EUS, endoscopic ultrasound; R-Y, Roux-en-Y; AG, antegrade; B-II, Billroth II; JI, jejunal interposition; HJS, hepaticojejunostomy; CRP, C-reactive protein; HGS, hepaticogastrostomy; HD, hepaticoduodenostomy.

Included 8 bile duct stones, 11 benign biliary strictures and 1 bile leak; †Included 11 common bile duct stones, 5 intrahepatic bile duct stones, 10 anastomotic strictures and 11 anastomotic strictures complicated by stones.
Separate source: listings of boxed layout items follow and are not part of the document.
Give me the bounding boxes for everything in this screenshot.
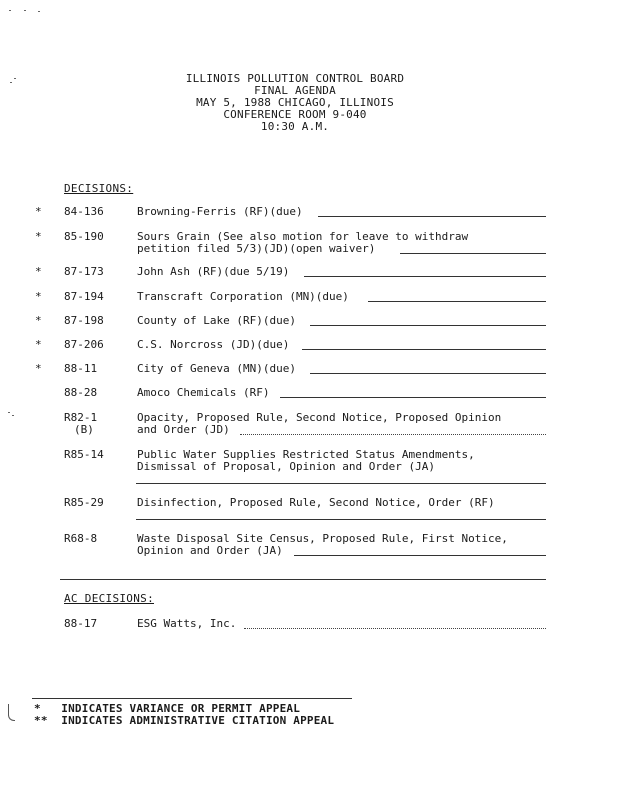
item-description: Amoco Chemicals (RF) (137, 386, 270, 399)
scan-speck (9, 10, 11, 11)
item-number: 88-17 (64, 617, 98, 630)
item-number: R85-29 (64, 496, 104, 509)
fill-line (240, 434, 546, 435)
fill-line (318, 216, 546, 217)
item-description: Waste Disposal Site Census, Proposed Rule, First Notice, (137, 532, 508, 545)
item-marker: * (35, 230, 42, 243)
item-number: 87-173 (64, 265, 104, 278)
fill-line (136, 483, 546, 484)
item-description: Browning-Ferris (RF)(due) (137, 205, 303, 218)
item-description-cont: Dismissal of Proposal, Opinion and Order (JA) (137, 460, 436, 473)
legend-citation: ** INDICATES ADMINISTRATIVE CITATION APPEAL (34, 714, 335, 727)
scan-speck (24, 10, 26, 11)
agenda-date-location: MAY 5, 1988 CHICAGO, ILLINOIS (196, 96, 394, 109)
fill-line (310, 325, 546, 326)
item-description: ESG Watts, Inc. (137, 617, 237, 630)
fill-line (304, 276, 546, 277)
item-description: Opacity, Proposed Rule, Second Notice, Proposed Opinion (137, 411, 502, 424)
item-number: R82-1 (64, 411, 98, 424)
item-number: 88-28 (64, 386, 98, 399)
agenda-room: CONFERENCE ROOM 9-040 (223, 108, 367, 121)
item-marker: * (35, 338, 42, 351)
fill-line (244, 628, 546, 629)
fill-line (310, 373, 546, 374)
item-marker: * (35, 290, 42, 303)
item-description: Transcraft Corporation (MN)(due) (137, 290, 349, 303)
agenda-time: 10:30 A.M. (260, 120, 330, 133)
item-number: 88-11 (64, 362, 98, 375)
item-marker: * (35, 265, 42, 278)
fill-line (368, 301, 546, 302)
item-description: Sours Grain (See also motion for leave to withdraw (137, 230, 469, 243)
item-marker: * (35, 205, 42, 218)
scan-speck (8, 412, 10, 413)
item-number: 87-198 (64, 314, 104, 327)
item-number: 87-194 (64, 290, 104, 303)
item-marker: * (35, 362, 42, 375)
item-number-suffix: (B) (74, 423, 94, 436)
item-description: City of Geneva (MN)(due) (137, 362, 296, 375)
item-description: John Ash (RF)(due 5/19) (137, 265, 290, 278)
agenda-title: FINAL AGENDA (254, 84, 336, 97)
ac-decisions-heading: AC DECISIONS: (64, 592, 154, 605)
fill-line (136, 519, 546, 520)
decisions-heading: DECISIONS: (64, 182, 134, 195)
item-description-cont: Opinion and Order (JA) (137, 544, 283, 557)
item-number: 84-136 (64, 205, 104, 218)
scan-mark (8, 704, 15, 721)
item-description-cont: and Order (JD) (137, 423, 230, 436)
item-description: Public Water Supplies Restricted Status Amendments, (137, 448, 475, 461)
item-description: County of Lake (RF)(due) (137, 314, 296, 327)
scan-speck (12, 415, 14, 416)
fill-line (400, 253, 546, 254)
scan-speck (38, 11, 40, 12)
section-separator (60, 579, 546, 580)
item-number: R68-8 (64, 532, 98, 545)
fill-line (294, 555, 546, 556)
fill-line (302, 349, 546, 350)
legend-variance: * INDICATES VARIANCE OR PERMIT APPEAL (34, 702, 301, 715)
item-number: 87-206 (64, 338, 104, 351)
item-description: Disinfection, Proposed Rule, Second Notice, Order (RF) (137, 496, 495, 509)
item-number: R85-14 (64, 448, 104, 461)
item-number: 85-190 (64, 230, 104, 243)
legend-rule (32, 698, 352, 699)
item-description: C.S. Norcross (JD)(due) (137, 338, 290, 351)
fill-line (280, 397, 546, 398)
item-marker: * (35, 314, 42, 327)
agenda-org-title: ILLINOIS POLLUTION CONTROL BOARD (185, 72, 405, 85)
item-description-cont: petition filed 5/3)(JD)(open waiver) (137, 242, 376, 255)
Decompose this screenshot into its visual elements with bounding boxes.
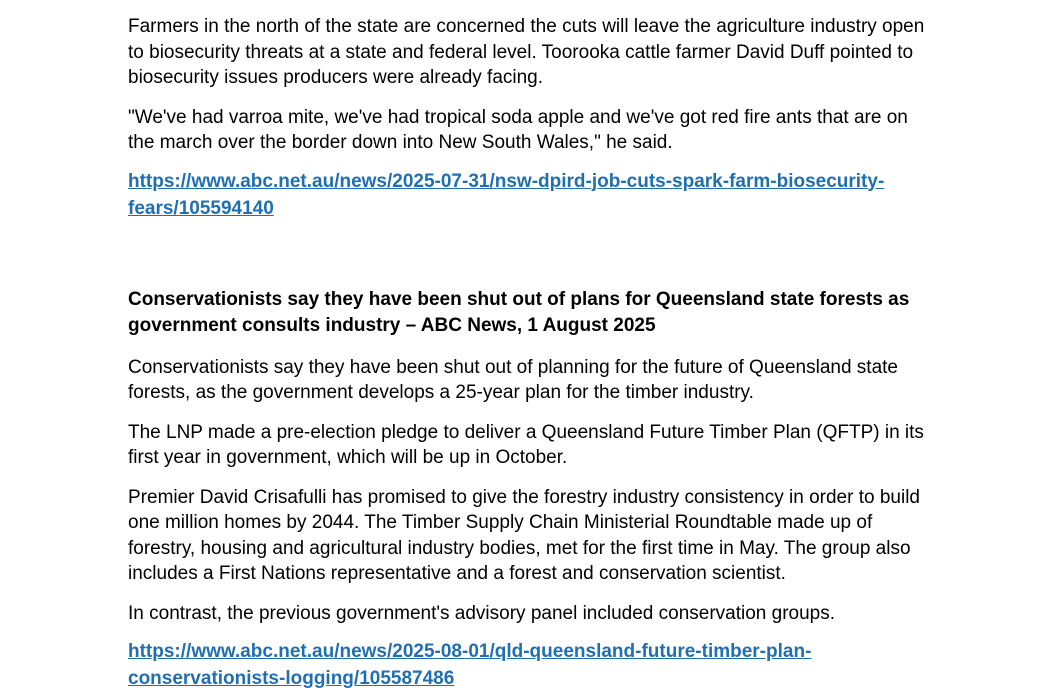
article2-paragraph-1: Conservationists say they have been shut out of planning for the future of Queensland state forests, as the government develops a 25-year plan for the timber industry. — [128, 356, 898, 403]
article2-paragraph-2: The LNP made a pre-election pledge to deliver a Queensland Future Timber Plan (QFTP) in its first year in government, which will be up in October. — [128, 421, 924, 468]
article1-paragraph-2: "We've had varroa mite, we've had tropical soda apple and we've got red fire ants that are on the march over the border down into New South Wales," he said. — [128, 106, 908, 153]
article2-paragraph-4: In contrast, the previous government's advisory panel included conservation groups. — [128, 602, 836, 624]
document-page — [128, 0, 938, 692]
article1-paragraph-1: Farmers in the north of the state are concerned the cuts will leave the agriculture industry open to biosecurity threats at a state and federal level. Toorooka cattle farmer David Duff pointed to biosecurity issues producers were already facing. — [128, 16, 925, 88]
article2-link[interactable]: https://www.abc.net.au/news/2025-08-01/qld-queensland-future-timber-plan-conservationists-logging/105587486 — [128, 641, 812, 689]
article2-paragraph-3: Premier David Crisafulli has promised to give the forestry industry consistency in order to build one million homes by 2044. The Timber Supply Chain Ministerial Roundtable made up of forestry, housing and agricultural industry bodies, met for the first time in May. The group also includes a First Nations representative and a forest and conservation scientist. — [128, 486, 920, 584]
article2-heading: Conservationists say they have been shut out of plans for Queensland state forests as government consults industry – ABC News, 1 August 2025 — [128, 288, 910, 336]
article1-link[interactable]: https://www.abc.net.au/news/2025-07-31/nsw-dpird-job-cuts-spark-farm-biosecurity-fears/105594140 — [128, 170, 885, 219]
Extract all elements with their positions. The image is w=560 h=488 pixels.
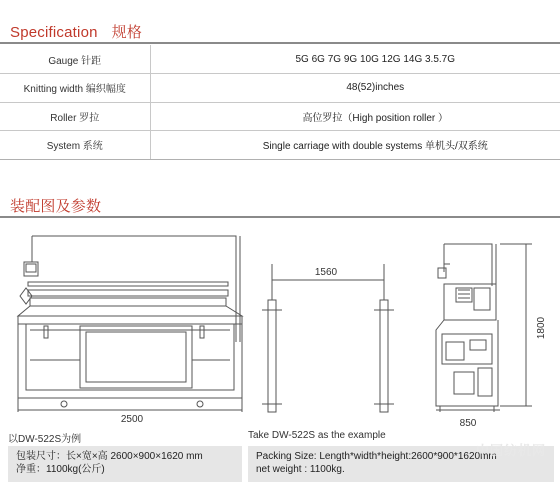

There are some advantages and disadvantages for EUS- and enteroscopy-assisted stone management in cases with surgically altered anatomy (Table 5). While enterosocpy-assisted ERCP utilizes the physiological biliary access and has a low risk of bile leak, scope insertion can be technically difficult or even impossible depending on the anatomy. On the other hand, in EUS-guided approach, there is no need for deep scope insertion but the approach is limited to the left intrahepatic bile duct. Sometimes, biliary dilation is minimal and the puncture of the bile duct can be technically difficult. In addition, the risk of bile leak does exist in EUS-guided approach. Treatment algorithm for BDS should be established in cases with surgically altered anatomy. Currently, enteroscopy-assisted ERCP is often the first approach. After failed enteroscopy-assisted ERCP, EUS-guided approach can be a salvage technique if biliary access to the left intrahepatic bile duct is acceptable. When the right intrahepatic bile duct approach is necessary, percutaneous transhepatic biliary drainage should be selected. We previously proposed this algorithm in our review52 and clinical outcomes of this algorithm should be confirmed in prospective studies. Finally, both enteroscopy-assisted ERCP and EUS-AG stone treatment need expertise as well as dedicated devices, and we recommend those procedures should be performed by experts in high volume centers.

Table 5

Comparisons of Enteroscopy-Assisted and Endoscopic Ultrasound-Guided Stone Management

	Advantages	Disadvantages
Enteroscopy-assisted procedure	No bile leak	Difficult scope insertion
	Physiological route	Can be time consuming
Endoscopic ultrasound-guided procedure	Short scope insertion time	Risk of bile leak
	Combined with a cholangioscope	No dedicated devices

SUMMARY

Endoscopic management of BDS has been established as a standard of care but there still exist difficult BDS in clinical practice. Some emerging techniques and devices such as EPLBD, cholangioscope, enteroscopy-assisted ERCP and EUS-AG are increasingly utilized with reportedly high technical success rates and acceptable adverse event rates. Endoscopists should learn the indications, advantages and disadvantages of each technique for better management of difficult BDS. Treatment algorithm for difficult BDS according to the stone characteristics and the patient anatomy is to be further established in the future.